Desta constatação decorrem duas ideias, distorcidas e opostas. A primeira é a de que um pai excessivamente consistente dificultaria a nomeação. A segunda ideia errônea é a de que o pai não seria mais necessário, por ser um mero “funcionário da linguagem”, posição que igualmente dificulta a nomeação. Sobre esta questão, Porge (2009) afirma que a tese da nova economia psíquica toma parte de um corpo teórico que nega as consequências do ato de nomear, retornando a uma posição teórica pré-saussuriana na qual a linguagem se resume a uma nomenclatura. A própria nomeação da teoria é problemática, já que nasce de “uma confusão entre psicanálise, sociologia e psicologia” (PORGE, 2009, p. 26).
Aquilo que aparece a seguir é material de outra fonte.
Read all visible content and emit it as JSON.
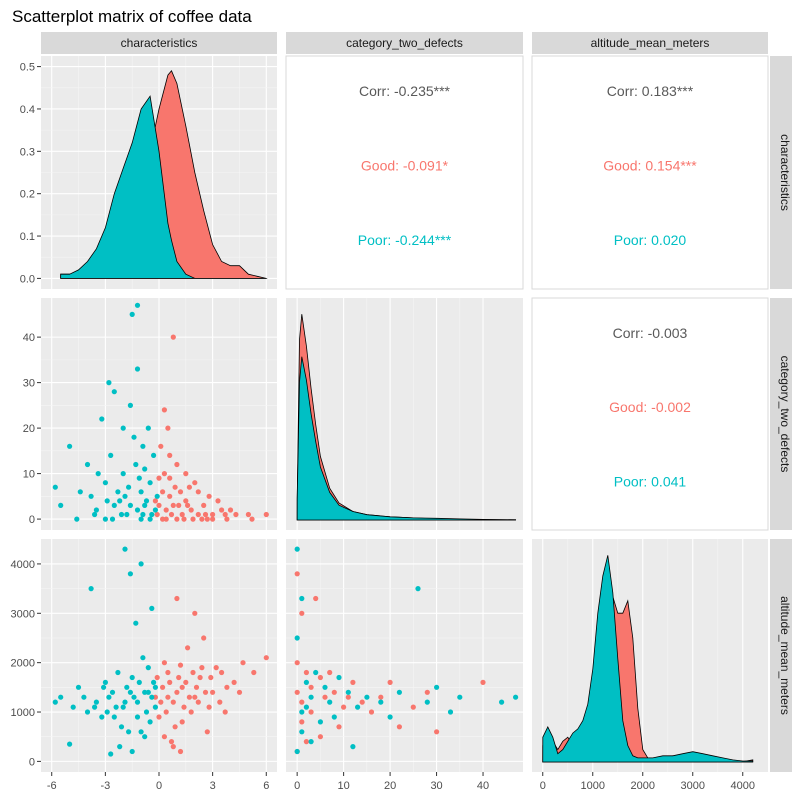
{
  "title": "Scatterplot matrix of coffee data",
  "colors": {
    "good": "#F8766D",
    "poor": "#00BFC4",
    "neutral": "#595959",
    "panel": "#EBEBEB",
    "strip": "#D9D9D9"
  },
  "chart_data": {
    "type": "scatter",
    "variables": [
      "characteristics",
      "category_two_defects",
      "altitude_mean_meters"
    ],
    "groups": [
      "Good",
      "Poor"
    ],
    "axes": {
      "characteristics": {
        "range": [
          -6.6,
          6.6
        ],
        "ticks": [
          "-6",
          "-3",
          "0",
          "3",
          "6"
        ],
        "tick_values": [
          -6,
          -3,
          0,
          3,
          6
        ]
      },
      "category_two_defects": {
        "range": [
          -2.4,
          48.6
        ],
        "ticks": [
          "0",
          "10",
          "20",
          "30",
          "40"
        ],
        "tick_values": [
          0,
          10,
          20,
          30,
          40
        ]
      },
      "altitude_mean_meters": {
        "range": [
          -215,
          4505
        ],
        "ticks": [
          "0",
          "1000",
          "2000",
          "3000",
          "4000"
        ],
        "tick_values": [
          0,
          1000,
          2000,
          3000,
          4000
        ]
      },
      "density_y": {
        "range": [
          -0.025,
          0.525
        ],
        "ticks": [
          "0.0",
          "0.1",
          "0.2",
          "0.3",
          "0.4",
          "0.5"
        ],
        "tick_values": [
          0,
          0.1,
          0.2,
          0.3,
          0.4,
          0.5
        ]
      }
    },
    "correlations": [
      {
        "pair": [
          "characteristics",
          "category_two_defects"
        ],
        "corr": "Corr: -0.235***",
        "good": "Good: -0.091*",
        "poor": "Poor: -0.244***"
      },
      {
        "pair": [
          "characteristics",
          "altitude_mean_meters"
        ],
        "corr": "Corr: 0.183***",
        "good": "Good: 0.154***",
        "poor": "Poor: 0.020"
      },
      {
        "pair": [
          "category_two_defects",
          "altitude_mean_meters"
        ],
        "corr": "Corr: -0.003",
        "good": "Good: -0.002",
        "poor": "Poor: 0.041"
      }
    ],
    "densities": {
      "characteristics": {
        "x": [
          -5.5,
          -5,
          -4.5,
          -4,
          -3.5,
          -3,
          -2.5,
          -2,
          -1.5,
          -1,
          -0.5,
          0,
          0.5,
          0.7,
          1,
          1.5,
          2,
          2.5,
          3,
          3.5,
          4,
          4.5,
          5,
          5.5,
          6
        ],
        "good": [
          0.01,
          0.01,
          0.01,
          0.01,
          0.01,
          0.02,
          0.03,
          0.06,
          0.12,
          0.2,
          0.3,
          0.4,
          0.48,
          0.49,
          0.46,
          0.36,
          0.25,
          0.16,
          0.08,
          0.04,
          0.03,
          0.03,
          0.01,
          0.005,
          0
        ],
        "poor": [
          0.01,
          0.01,
          0.02,
          0.04,
          0.07,
          0.12,
          0.2,
          0.26,
          0.32,
          0.4,
          0.43,
          0.3,
          0.13,
          0.09,
          0.04,
          0.01,
          0,
          0,
          0,
          0,
          0,
          0,
          0,
          0,
          0
        ]
      },
      "category_two_defects": {
        "x": [
          0,
          0.5,
          1,
          2,
          3,
          4,
          5,
          7,
          9,
          12,
          15,
          20,
          25,
          30,
          35,
          40,
          47
        ],
        "good": [
          0.1,
          0.85,
          0.97,
          0.82,
          0.62,
          0.45,
          0.3,
          0.15,
          0.08,
          0.04,
          0.025,
          0.015,
          0.01,
          0.005,
          0.003,
          0.002,
          0.001
        ],
        "poor": [
          0.1,
          0.65,
          0.77,
          0.66,
          0.5,
          0.37,
          0.25,
          0.13,
          0.07,
          0.04,
          0.025,
          0.015,
          0.01,
          0.008,
          0.005,
          0.003,
          0.001
        ]
      },
      "altitude_mean_meters": {
        "x": [
          0,
          100,
          200,
          300,
          400,
          500,
          600,
          700,
          800,
          900,
          1000,
          1100,
          1200,
          1300,
          1400,
          1500,
          1600,
          1700,
          1800,
          1900,
          2000,
          2100,
          2200,
          2400,
          2600,
          2800,
          3000,
          3200,
          3400,
          3600,
          3800,
          4000,
          4200
        ],
        "good": [
          0.08,
          0.14,
          0.1,
          0.06,
          0.1,
          0.12,
          0.08,
          0.05,
          0.08,
          0.14,
          0.22,
          0.38,
          0.6,
          0.78,
          0.8,
          0.72,
          0.72,
          0.78,
          0.6,
          0.26,
          0.06,
          0.02,
          0.01,
          0.02,
          0.03,
          0.02,
          0.02,
          0.03,
          0.02,
          0.01,
          0.005,
          0.002,
          0.01
        ],
        "poor": [
          0.12,
          0.17,
          0.12,
          0.04,
          0.06,
          0.1,
          0.14,
          0.16,
          0.2,
          0.28,
          0.45,
          0.72,
          0.9,
          1.0,
          0.82,
          0.5,
          0.2,
          0.08,
          0.03,
          0.02,
          0.02,
          0.02,
          0.02,
          0.03,
          0.03,
          0.04,
          0.05,
          0.04,
          0.03,
          0.02,
          0.01,
          0.005,
          0.005
        ]
      }
    },
    "scatter_defects_vs_characteristics": {
      "good": [
        [
          6,
          1
        ],
        [
          5.2,
          0
        ],
        [
          4.3,
          1
        ],
        [
          3.8,
          0
        ],
        [
          3.5,
          2
        ],
        [
          3,
          1
        ],
        [
          2.8,
          5
        ],
        [
          2.7,
          0
        ],
        [
          2.5,
          3
        ],
        [
          2.2,
          6
        ],
        [
          2,
          8
        ],
        [
          1.9,
          0
        ],
        [
          1.8,
          2
        ],
        [
          1.5,
          4
        ],
        [
          1.5,
          10
        ],
        [
          1.3,
          1
        ],
        [
          1.2,
          6
        ],
        [
          1,
          0
        ],
        [
          1,
          12
        ],
        [
          0.8,
          3
        ],
        [
          0.8,
          40
        ],
        [
          0.6,
          5
        ],
        [
          0.6,
          14
        ],
        [
          0.5,
          20
        ],
        [
          0.4,
          2
        ],
        [
          0.3,
          10
        ],
        [
          0.3,
          24
        ],
        [
          0.2,
          0
        ],
        [
          0.2,
          6
        ],
        [
          0.1,
          16
        ],
        [
          0,
          3
        ],
        [
          0,
          9
        ],
        [
          -0.1,
          1
        ],
        [
          -0.2,
          4
        ],
        [
          3,
          0
        ],
        [
          4,
          2
        ],
        [
          5,
          1
        ],
        [
          2.2,
          1
        ],
        [
          1.4,
          0
        ],
        [
          0.9,
          7
        ],
        [
          0.4,
          0
        ],
        [
          1.6,
          3
        ],
        [
          3.3,
          4
        ],
        [
          2.6,
          1
        ],
        [
          1.1,
          3
        ],
        [
          0.7,
          1
        ],
        [
          0.6,
          9
        ],
        [
          1.7,
          7
        ],
        [
          2.4,
          0
        ],
        [
          3.7,
          1
        ]
      ],
      "poor": [
        [
          -5.8,
          7
        ],
        [
          -5.5,
          3
        ],
        [
          -5,
          16
        ],
        [
          -4.6,
          0
        ],
        [
          -4,
          12
        ],
        [
          -3.8,
          5
        ],
        [
          -3.5,
          2
        ],
        [
          -3.2,
          22
        ],
        [
          -3,
          8
        ],
        [
          -2.8,
          30
        ],
        [
          -2.6,
          0
        ],
        [
          -2.5,
          28
        ],
        [
          -2.2,
          4
        ],
        [
          -2,
          20
        ],
        [
          -2,
          10
        ],
        [
          -1.8,
          1
        ],
        [
          -1.6,
          25
        ],
        [
          -1.5,
          45
        ],
        [
          -1.3,
          12
        ],
        [
          -1.2,
          2
        ],
        [
          -1,
          6
        ],
        [
          -1,
          0
        ],
        [
          -0.9,
          16
        ],
        [
          -0.8,
          3
        ],
        [
          -0.6,
          20
        ],
        [
          -0.5,
          8
        ],
        [
          -0.4,
          1
        ],
        [
          -0.3,
          14
        ],
        [
          -1.2,
          47
        ],
        [
          -2.5,
          3
        ],
        [
          -3,
          0
        ],
        [
          -1.7,
          7
        ],
        [
          -0.7,
          4
        ],
        [
          -2.1,
          1
        ],
        [
          -1.1,
          9
        ],
        [
          -0.2,
          2
        ],
        [
          -4.4,
          6
        ],
        [
          -3.4,
          10
        ],
        [
          -1.4,
          18
        ],
        [
          -0.5,
          0
        ],
        [
          -2.9,
          4
        ],
        [
          -1.9,
          5
        ],
        [
          -0.9,
          1
        ],
        [
          -0.1,
          5
        ],
        [
          -1.2,
          33
        ],
        [
          -2.7,
          14
        ],
        [
          -3.6,
          1
        ],
        [
          -1.6,
          3
        ],
        [
          -0.8,
          11
        ],
        [
          -2.3,
          6
        ]
      ]
    },
    "scatter_altitude_vs_characteristics": {
      "good": [
        [
          6,
          2100
        ],
        [
          5.3,
          1800
        ],
        [
          4.7,
          2000
        ],
        [
          4.2,
          1600
        ],
        [
          3.8,
          1500
        ],
        [
          3.5,
          1800
        ],
        [
          3.2,
          1900
        ],
        [
          3,
          1400
        ],
        [
          2.8,
          1100
        ],
        [
          2.5,
          2500
        ],
        [
          2.3,
          1700
        ],
        [
          2,
          3000
        ],
        [
          2,
          1300
        ],
        [
          1.8,
          1000
        ],
        [
          1.5,
          1600
        ],
        [
          1.3,
          800
        ],
        [
          1.2,
          1950
        ],
        [
          1,
          3300
        ],
        [
          1,
          1400
        ],
        [
          0.8,
          1200
        ],
        [
          0.7,
          400
        ],
        [
          0.5,
          1800
        ],
        [
          0.4,
          1000
        ],
        [
          0.3,
          2000
        ],
        [
          0.2,
          1500
        ],
        [
          0.1,
          1200
        ],
        [
          0,
          900
        ],
        [
          -0.1,
          1700
        ],
        [
          -0.2,
          1300
        ],
        [
          2.7,
          600
        ],
        [
          1.6,
          2300
        ],
        [
          0.9,
          700
        ],
        [
          1.2,
          200
        ],
        [
          3.4,
          1200
        ],
        [
          2.1,
          1500
        ],
        [
          0.6,
          1600
        ],
        [
          1.4,
          1100
        ],
        [
          2.9,
          1700
        ],
        [
          4.5,
          1400
        ],
        [
          1.7,
          1300
        ],
        [
          0.3,
          500
        ],
        [
          2.4,
          1900
        ],
        [
          1.1,
          1700
        ],
        [
          0.8,
          300
        ],
        [
          3.7,
          1000
        ],
        [
          2.2,
          1200
        ],
        [
          1.9,
          1800
        ],
        [
          0.5,
          1300
        ],
        [
          1.3,
          1500
        ],
        [
          2.6,
          1400
        ]
      ],
      "poor": [
        [
          -5.8,
          1200
        ],
        [
          -5.5,
          1300
        ],
        [
          -5,
          350
        ],
        [
          -4.5,
          1500
        ],
        [
          -4,
          1000
        ],
        [
          -3.8,
          3500
        ],
        [
          -3.5,
          1200
        ],
        [
          -3,
          1600
        ],
        [
          -2.8,
          1300
        ],
        [
          -2.5,
          900
        ],
        [
          -2.3,
          1800
        ],
        [
          -2.2,
          300
        ],
        [
          -2,
          1100
        ],
        [
          -1.9,
          4300
        ],
        [
          -1.8,
          1500
        ],
        [
          -1.6,
          3800
        ],
        [
          -1.5,
          1700
        ],
        [
          -1.3,
          2800
        ],
        [
          -1.2,
          1200
        ],
        [
          -1,
          4000
        ],
        [
          -1,
          600
        ],
        [
          -0.8,
          1400
        ],
        [
          -0.6,
          1900
        ],
        [
          -0.5,
          800
        ],
        [
          -0.4,
          3100
        ],
        [
          -0.3,
          1600
        ],
        [
          -0.2,
          1100
        ],
        [
          -2.7,
          150
        ],
        [
          -3.2,
          900
        ],
        [
          -1.7,
          600
        ],
        [
          -2.6,
          1400
        ],
        [
          -0.9,
          2100
        ],
        [
          -3.6,
          1100
        ],
        [
          -1.4,
          1300
        ],
        [
          -0.7,
          1000
        ],
        [
          -2.1,
          700
        ],
        [
          -1.1,
          1600
        ],
        [
          -0.4,
          1300
        ],
        [
          -4.2,
          1300
        ],
        [
          -2.9,
          1000
        ],
        [
          -1.5,
          200
        ],
        [
          -0.8,
          500
        ],
        [
          -1.9,
          1200
        ],
        [
          -3.1,
          1500
        ],
        [
          -2.4,
          1100
        ],
        [
          -1.2,
          900
        ],
        [
          -0.6,
          1400
        ],
        [
          -4.8,
          1100
        ],
        [
          -1.6,
          1400
        ],
        [
          -0.2,
          1500
        ]
      ]
    },
    "scatter_altitude_vs_defects": {
      "good": [
        [
          0,
          3800
        ],
        [
          1,
          3000
        ],
        [
          0,
          2000
        ],
        [
          2,
          1800
        ],
        [
          3,
          1500
        ],
        [
          1,
          1200
        ],
        [
          5,
          1700
        ],
        [
          6,
          1300
        ],
        [
          8,
          1400
        ],
        [
          10,
          1100
        ],
        [
          12,
          1600
        ],
        [
          14,
          1200
        ],
        [
          16,
          1000
        ],
        [
          18,
          1300
        ],
        [
          20,
          1600
        ],
        [
          22,
          700
        ],
        [
          25,
          1100
        ],
        [
          28,
          1400
        ],
        [
          30,
          600
        ],
        [
          40,
          1600
        ],
        [
          0,
          200
        ],
        [
          2,
          400
        ],
        [
          4,
          3300
        ],
        [
          7,
          1800
        ],
        [
          9,
          700
        ],
        [
          11,
          1300
        ],
        [
          3,
          1000
        ],
        [
          1,
          800
        ],
        [
          5,
          500
        ],
        [
          0,
          1400
        ]
      ],
      "poor": [
        [
          0,
          4300
        ],
        [
          1,
          3300
        ],
        [
          0,
          2500
        ],
        [
          2,
          1600
        ],
        [
          3,
          1300
        ],
        [
          4,
          1800
        ],
        [
          1,
          1000
        ],
        [
          6,
          1500
        ],
        [
          7,
          1200
        ],
        [
          9,
          1700
        ],
        [
          11,
          1400
        ],
        [
          13,
          1100
        ],
        [
          15,
          1300
        ],
        [
          18,
          1200
        ],
        [
          20,
          900
        ],
        [
          22,
          1400
        ],
        [
          26,
          3500
        ],
        [
          28,
          1200
        ],
        [
          30,
          1500
        ],
        [
          33,
          1000
        ],
        [
          35,
          1300
        ],
        [
          44,
          1200
        ],
        [
          47,
          1300
        ],
        [
          0,
          200
        ],
        [
          1,
          600
        ],
        [
          3,
          400
        ],
        [
          5,
          800
        ],
        [
          8,
          900
        ],
        [
          12,
          300
        ],
        [
          2,
          1100
        ]
      ]
    }
  }
}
O problema não é questionar as mudanças culturais, mas compreender que elas não são objeto da psicanálise, porém da sociologia e da psicologia.

Por fim, o futuro é marcado por esse declínio da economia psíquica patriarcal e habitado por homens sem gravidade (LEBRUN, 2009). Em breve estes sujeitos poderão vivenciar o fim do interdito do incesto, edificação que ruirá por conta de um laço social em que tudo o que é desejado é entregue às massas, sem demora e sem proibições. Lebrun (2009) compreende que todo o trabalho de Melman até então culmina nestas duas teses: uma nova economia psíquica e uma sociedade matriarcal.

Apesar do destaque dado a esta segunda teoria nas publicações posteriores, a palavra “matriarcado” só aparece uma vez em Novas formas clínicas, dita por um espectador do seminário. Todavia parece natural que uma guiasse até a outra, observada a forma como Melman (2003; 2009) desenvolve as hipóteses da heterotopia entre S1 e S2, da extinção da diferença sexual e da unificação do objeto do gozo. Se o discurso de S2 (ou discurso feminino) só pode ser autorizado por si mesmo, a forclusão do Outro põe em risco a existência de S1. O homem pós-moderno caminha para um retorno do matriarcado porque, na ausência do Outro, ele está passando por uma feminização e se tornando um sujeito autorreferenciado.